By JoEllen Collins
I have a wonderful compilation of reading selections called "You Have to Read This." I can identify. Sometimes I just have to get down on paper a thought that hits me with the force of an unwanted hurricane, even if later it may be deemed excessive. Many times I have written thoughts only to leave them unpublished upon reconsideration.
This time I am compelled to note the feelings I had upon attending a memorial service at St. Thomas Episcopal Church for an acquaintance of mine, Steve Boughton.
You should know that I have suspended the submission of the column I had already finished because something in me needs to honor the impulse I am having. Also, it might be helpful to understand that I avoid any kind of memorial service whenever possible because I cry and momentarily wallow in a sad set of feelings that I have learned to avoid. That is one of the reasons I have difficulty attending formal worship services: I melt at the first strains of the organ and choir, visions of my wholesome childhood with my devout and loving parents assailing me and making me long for those relatively innocent days at the First Presbyterian Church in Burbank, Calif. I fight the impulse to be maudlin.
Since moving here in 1982, I have mourned the loss of many wonderful people—grownups and children. I have sung "Amazing Grace" too many times. By writing about Steve, I don't mean to ignore my sense of loss at the numerous people we have said farewell to in this valley—teenagers taken too soon by car accidents or skiing mishaps, a beloved young student removed from his family and friends by an allergic reaction—all the people I truly honor in this column. Please know that none of them deserve any less from me or anyone. I can't even begin to name them. Perhaps it is just a small-town phenomenon, or perhaps it is truly that we care for one another, but this community has gathered together in homage so often for too many premature losses.

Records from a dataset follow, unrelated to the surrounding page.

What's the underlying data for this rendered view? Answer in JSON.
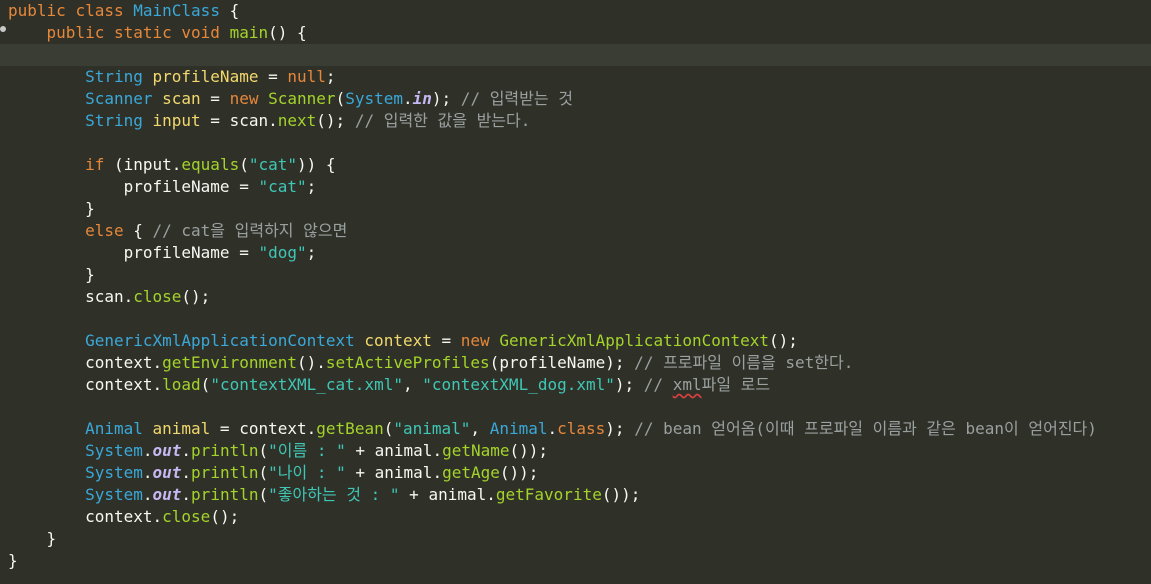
{
  "colors": {
    "background": "#2f3129",
    "current_line": "#3a3d33",
    "keyword": "#e6873a",
    "type": "#3aa8d9",
    "method": "#a4d32a",
    "identifier": "#f2d86c",
    "string": "#3fc6b5",
    "comment": "#9aa0a0",
    "static_field": "#c7b7f2"
  },
  "code": {
    "lines": [
      [
        [
          "kw",
          "public"
        ],
        [
          "punc",
          " "
        ],
        [
          "kw",
          "class"
        ],
        [
          "punc",
          " "
        ],
        [
          "type",
          "MainClass"
        ],
        [
          "punc",
          " {"
        ]
      ],
      [
        [
          "punc",
          "    "
        ],
        [
          "kw",
          "public"
        ],
        [
          "punc",
          " "
        ],
        [
          "kw",
          "static"
        ],
        [
          "punc",
          " "
        ],
        [
          "kw",
          "void"
        ],
        [
          "punc",
          " "
        ],
        [
          "fn",
          "main"
        ],
        [
          "punc",
          "() {"
        ]
      ],
      [],
      [
        [
          "punc",
          "        "
        ],
        [
          "type",
          "String"
        ],
        [
          "punc",
          " "
        ],
        [
          "id",
          "profileName"
        ],
        [
          "punc",
          " = "
        ],
        [
          "kw",
          "null"
        ],
        [
          "punc",
          ";"
        ]
      ],
      [
        [
          "punc",
          "        "
        ],
        [
          "type",
          "Scanner"
        ],
        [
          "punc",
          " "
        ],
        [
          "id",
          "scan"
        ],
        [
          "punc",
          " = "
        ],
        [
          "kw",
          "new"
        ],
        [
          "punc",
          " "
        ],
        [
          "fn",
          "Scanner"
        ],
        [
          "punc",
          "("
        ],
        [
          "type",
          "System"
        ],
        [
          "punc",
          "."
        ],
        [
          "static",
          "in"
        ],
        [
          "punc",
          ");"
        ],
        [
          "cm",
          " // 입력받는 것"
        ]
      ],
      [
        [
          "punc",
          "        "
        ],
        [
          "type",
          "String"
        ],
        [
          "punc",
          " "
        ],
        [
          "id",
          "input"
        ],
        [
          "punc",
          " = "
        ],
        [
          "var",
          "scan"
        ],
        [
          "punc",
          "."
        ],
        [
          "fn",
          "next"
        ],
        [
          "punc",
          "();"
        ],
        [
          "cm",
          " // 입력한 값을 받는다."
        ]
      ],
      [],
      [
        [
          "punc",
          "        "
        ],
        [
          "kw",
          "if"
        ],
        [
          "punc",
          " ("
        ],
        [
          "var",
          "input"
        ],
        [
          "punc",
          "."
        ],
        [
          "fn",
          "equals"
        ],
        [
          "punc",
          "("
        ],
        [
          "str",
          "\"cat\""
        ],
        [
          "punc",
          ")) {"
        ]
      ],
      [
        [
          "punc",
          "            "
        ],
        [
          "var",
          "profileName"
        ],
        [
          "punc",
          " = "
        ],
        [
          "str",
          "\"cat\""
        ],
        [
          "punc",
          ";"
        ]
      ],
      [
        [
          "punc",
          "        }"
        ]
      ],
      [
        [
          "punc",
          "        "
        ],
        [
          "kw",
          "else"
        ],
        [
          "punc",
          " {"
        ],
        [
          "cm",
          " // cat을 입력하지 않으면"
        ]
      ],
      [
        [
          "punc",
          "            "
        ],
        [
          "var",
          "profileName"
        ],
        [
          "punc",
          " = "
        ],
        [
          "str",
          "\"dog\""
        ],
        [
          "punc",
          ";"
        ]
      ],
      [
        [
          "punc",
          "        }"
        ]
      ],
      [
        [
          "punc",
          "        "
        ],
        [
          "var",
          "scan"
        ],
        [
          "punc",
          "."
        ],
        [
          "fn",
          "close"
        ],
        [
          "punc",
          "();"
        ]
      ],
      [],
      [
        [
          "punc",
          "        "
        ],
        [
          "type",
          "GenericXmlApplicationContext"
        ],
        [
          "punc",
          " "
        ],
        [
          "id",
          "context"
        ],
        [
          "punc",
          " = "
        ],
        [
          "kw",
          "new"
        ],
        [
          "punc",
          " "
        ],
        [
          "fn",
          "GenericXmlApplicationContext"
        ],
        [
          "punc",
          "();"
        ]
      ],
      [
        [
          "punc",
          "        "
        ],
        [
          "var",
          "context"
        ],
        [
          "punc",
          "."
        ],
        [
          "fn",
          "getEnvironment"
        ],
        [
          "punc",
          "()."
        ],
        [
          "fn",
          "setActiveProfiles"
        ],
        [
          "punc",
          "("
        ],
        [
          "var",
          "profileName"
        ],
        [
          "punc",
          ");"
        ],
        [
          "cm",
          " // 프로파일 이름을 set한다."
        ]
      ],
      [
        [
          "punc",
          "        "
        ],
        [
          "var",
          "context"
        ],
        [
          "punc",
          "."
        ],
        [
          "fn",
          "load"
        ],
        [
          "punc",
          "("
        ],
        [
          "str",
          "\"contextXML_cat.xml\""
        ],
        [
          "punc",
          ", "
        ],
        [
          "str",
          "\"contextXML_dog.xml\""
        ],
        [
          "punc",
          ");"
        ],
        [
          "cm",
          " // "
        ],
        [
          "cmerr",
          "xml"
        ],
        [
          "cm",
          "파일 로드"
        ]
      ],
      [],
      [
        [
          "punc",
          "        "
        ],
        [
          "type",
          "Animal"
        ],
        [
          "punc",
          " "
        ],
        [
          "id",
          "animal"
        ],
        [
          "punc",
          " = "
        ],
        [
          "var",
          "context"
        ],
        [
          "punc",
          "."
        ],
        [
          "fn",
          "getBean"
        ],
        [
          "punc",
          "("
        ],
        [
          "str",
          "\"animal\""
        ],
        [
          "punc",
          ", "
        ],
        [
          "type",
          "Animal"
        ],
        [
          "punc",
          "."
        ],
        [
          "kw",
          "class"
        ],
        [
          "punc",
          ");"
        ],
        [
          "cm",
          " // bean 얻어옴(이때 프로파일 이름과 같은 bean이 얻어진다)"
        ]
      ],
      [
        [
          "punc",
          "        "
        ],
        [
          "type",
          "System"
        ],
        [
          "punc",
          "."
        ],
        [
          "static",
          "out"
        ],
        [
          "punc",
          "."
        ],
        [
          "fn",
          "println"
        ],
        [
          "punc",
          "("
        ],
        [
          "str",
          "\"이름 : \""
        ],
        [
          "punc",
          " + "
        ],
        [
          "var",
          "animal"
        ],
        [
          "punc",
          "."
        ],
        [
          "fn",
          "getName"
        ],
        [
          "punc",
          "());"
        ]
      ],
      [
        [
          "punc",
          "        "
        ],
        [
          "type",
          "System"
        ],
        [
          "punc",
          "."
        ],
        [
          "static",
          "out"
        ],
        [
          "punc",
          "."
        ],
        [
          "fn",
          "println"
        ],
        [
          "punc",
          "("
        ],
        [
          "str",
          "\"나이 : \""
        ],
        [
          "punc",
          " + "
        ],
        [
          "var",
          "animal"
        ],
        [
          "punc",
          "."
        ],
        [
          "fn",
          "getAge"
        ],
        [
          "punc",
          "());"
        ]
      ],
      [
        [
          "punc",
          "        "
        ],
        [
          "type",
          "System"
        ],
        [
          "punc",
          "."
        ],
        [
          "static",
          "out"
        ],
        [
          "punc",
          "."
        ],
        [
          "fn",
          "println"
        ],
        [
          "punc",
          "("
        ],
        [
          "str",
          "\"좋아하는 것 : \""
        ],
        [
          "punc",
          " + "
        ],
        [
          "var",
          "animal"
        ],
        [
          "punc",
          "."
        ],
        [
          "fn",
          "getFavorite"
        ],
        [
          "punc",
          "());"
        ]
      ],
      [
        [
          "punc",
          "        "
        ],
        [
          "var",
          "context"
        ],
        [
          "punc",
          "."
        ],
        [
          "fn",
          "close"
        ],
        [
          "punc",
          "();"
        ]
      ],
      [
        [
          "punc",
          "    }"
        ]
      ],
      [
        [
          "punc",
          "}"
        ]
      ]
    ]
  }
}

However, it is incumbent upon me, indeed one of the burdens of being a writer, that I note the tremendous impact that Steve Boughton had on me in a very short time. Sometimes certain people impress themselves upon us in unexpected and blessed ways. I only knew Steve for a year, but there was something about him, about the force of his positive personality, that made a profound impression on me. We connected as I tried to talk during my first visit to his dental office in Hailey. Probably because I couldn't gabble for once, he was able to tell me something about himself. We both attended UCLA, and I used to play tennis with a neighbor at his parents' home in East Fork. He was a combination of gentleness and dynamism. Then, a few months later, when I read cowboy poetry over the Labor Day Weekend, he was there, adding to the crowd's pleasure with his guitar. We exchanged friendly hellos, but that was not enough for Steve. He wrote me a few days later, complimenting me on my reading, and we began a brief exchange of poetry and observations that was cut very short by the announcement of his illness and the suspension of his practice.
I wanted to get on his bone marrow donor list but was deemed too old. I wish I could have been the one to have contributed to a longer life for this man: At the memorial service, his pastor, the Rev. Shawn Curry, of Emmanuel Episcopal Church in Hailey, expressed the regret that Steve had been taken from us before we could spend enough time with him. I agree.
So, even though I have never met his wife and daughter, I feel I know them a bit. I cannot even begin to assume the truth of their life with Steve, but wish I had had more time to appreciate his talents. Once again, though, I have been reminded to treasure what is here when it is here. How many times have I thought, "If I had only known?" If I had only known Steve would leave us so soon, I would have stood in line to share a few more minutes with him. I need to remember that when I encounter the lovely people in my life. That's another Steve Boughton lesson. Thank you, Steve.
Editor's note: Stephen McKay Boughton, 56, a dentist who lived and practiced in Hailey, died July 30 after a nine-month battle with leukemia. An obituary was published in the Wednesday, Aug. 2, edition of the Idaho Mountain Express.